Adastra Labs, a cannabis company based in British Columbia, has received approval from Health Canada to possess, produce, sell and distribute cocaine, psilocybin and psilocin. The company obtained its Controlled Drug and Substances dealer’s license for psilocybin and psilocin in August 2022 and in February 2023, the license was amended to include cocaine.
The license allows the company to possess, produce, sell and distribute up to 250 grams of cocaine and up to 1,000 grams of psilocybin and psilocin, for legal purposes only and not to consumers. This license is granted for clinical and scientific research or for medical purposes that have been legalized.
It is worth noting that British Columbia decriminalized drug possession, allowing adults over 18 to possess up to 2.5 grams of opioids, cocaine, methamphetamine and MDMA. However, trafficking these drugs remains illegal.
Groups such as the Drug User Liberation Front (DULF) offer a “safe supply” of tested, untainted cocaine, heroin and methamphetamines to drug users in Vancouver to prevent overdoses. Advocates are calling for legal avenues to buy drugs from pharmaceutical sources, but currently procure them through “the illicit market through community connections and darknet markets, sourcing from vendors in Canada,” according to DULF documents.
Regarding psilocybin and psilocin, Canadians who want to legally access those drugs for medical purposes must apply through Health Canada’s special access program.

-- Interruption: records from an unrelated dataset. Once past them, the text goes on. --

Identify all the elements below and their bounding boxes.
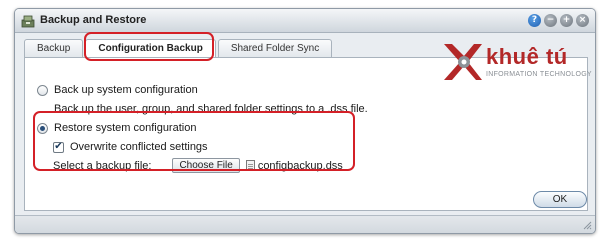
logo-tagline: INFORMATION TECHNOLOGY	[486, 71, 592, 78]
selected-file-name: configbackup.dss	[257, 159, 343, 172]
app-icon	[21, 15, 35, 28]
help-button[interactable]: ?	[528, 14, 541, 27]
tab-backup[interactable]: Backup	[24, 39, 84, 58]
choose-file-button[interactable]: Choose File	[172, 158, 240, 173]
backup-option-row: Back up system configuration	[37, 84, 198, 96]
backup-file-row: Select a backup file: Choose File config…	[53, 158, 343, 173]
ok-button[interactable]: OK	[533, 191, 587, 208]
minimize-button[interactable]: −	[544, 14, 557, 27]
tab-shared-folder-sync[interactable]: Shared Folder Sync	[217, 39, 333, 58]
file-icon	[245, 160, 255, 171]
backup-config-radio[interactable]	[37, 84, 48, 96]
title-bar[interactable]: Backup and Restore ? − + ×	[15, 9, 595, 33]
restore-option-row: Restore system configuration	[37, 122, 196, 134]
logo-x-mark-icon	[444, 44, 482, 80]
overwrite-row: ✔ Overwrite conflicted settings	[53, 141, 208, 153]
overwrite-label[interactable]: Overwrite conflicted settings	[70, 141, 208, 153]
tab-bar: Backup Configuration Backup Shared Folde…	[24, 39, 334, 59]
maximize-button[interactable]: +	[560, 14, 573, 27]
backup-file-label: Select a backup file:	[53, 159, 152, 172]
backup-config-label[interactable]: Back up system configuration	[54, 84, 198, 96]
restore-config-radio[interactable]	[37, 122, 48, 134]
restore-config-label[interactable]: Restore system configuration	[54, 122, 196, 134]
status-bar	[15, 215, 595, 233]
tab-configuration-backup[interactable]: Configuration Backup	[85, 39, 216, 59]
close-button[interactable]: ×	[576, 14, 589, 27]
resize-grip-icon[interactable]	[583, 221, 592, 230]
watermark-logo: khuê tú INFORMATION TECHNOLOGY	[440, 40, 610, 90]
logo-name: khuê tú	[486, 44, 568, 69]
window-title: Backup and Restore	[40, 14, 147, 26]
overwrite-checkbox[interactable]: ✔	[53, 141, 64, 153]
window-controls: ? − + ×	[528, 14, 589, 27]
backup-description-row: Back up the user, group, and shared fold…	[54, 103, 368, 115]
backup-config-description: Back up the user, group, and shared fold…	[54, 103, 368, 115]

Adastra Holdings CEO Michael Forbes said in a statement, “Harm reduction is a critically important and mainstream topic, and we are staying at the forefront of drug regulations across the board. We will evaluate how the commercialization of this substance fits in with our business model at Adastra in an effort to position ourselves to support the demand for a safe supply of cocaine.”
The company, formerly known as Phyto Extractions, trades as XTRX on the Canadian Stock Exchange and produces concentrates under the Phyto Extractions brand. However, according to the company’s most recent earnings report, it had a working capital deficiency of $2,802,516 as of September 30, 2022, and incurred a net loss of $1.6 million for the nine months ending September 30. The report also notes that “material uncertainty exists that may cast significant doubt on the Company’s ability to continue as a going concern.”
Adastra Labs has received a dealer’s license to possess, produce, sell and distribute cocaine, psilocybin and psilocin, for legal purposes only and not to consumers. While the move may be controversial, Adastra’s CEO says it is part of the company’s efforts to stay at the forefront of drug regulations and harm reduction. However, given the company’s financial situation, it remains to be seen how this new venture will fare in the long run.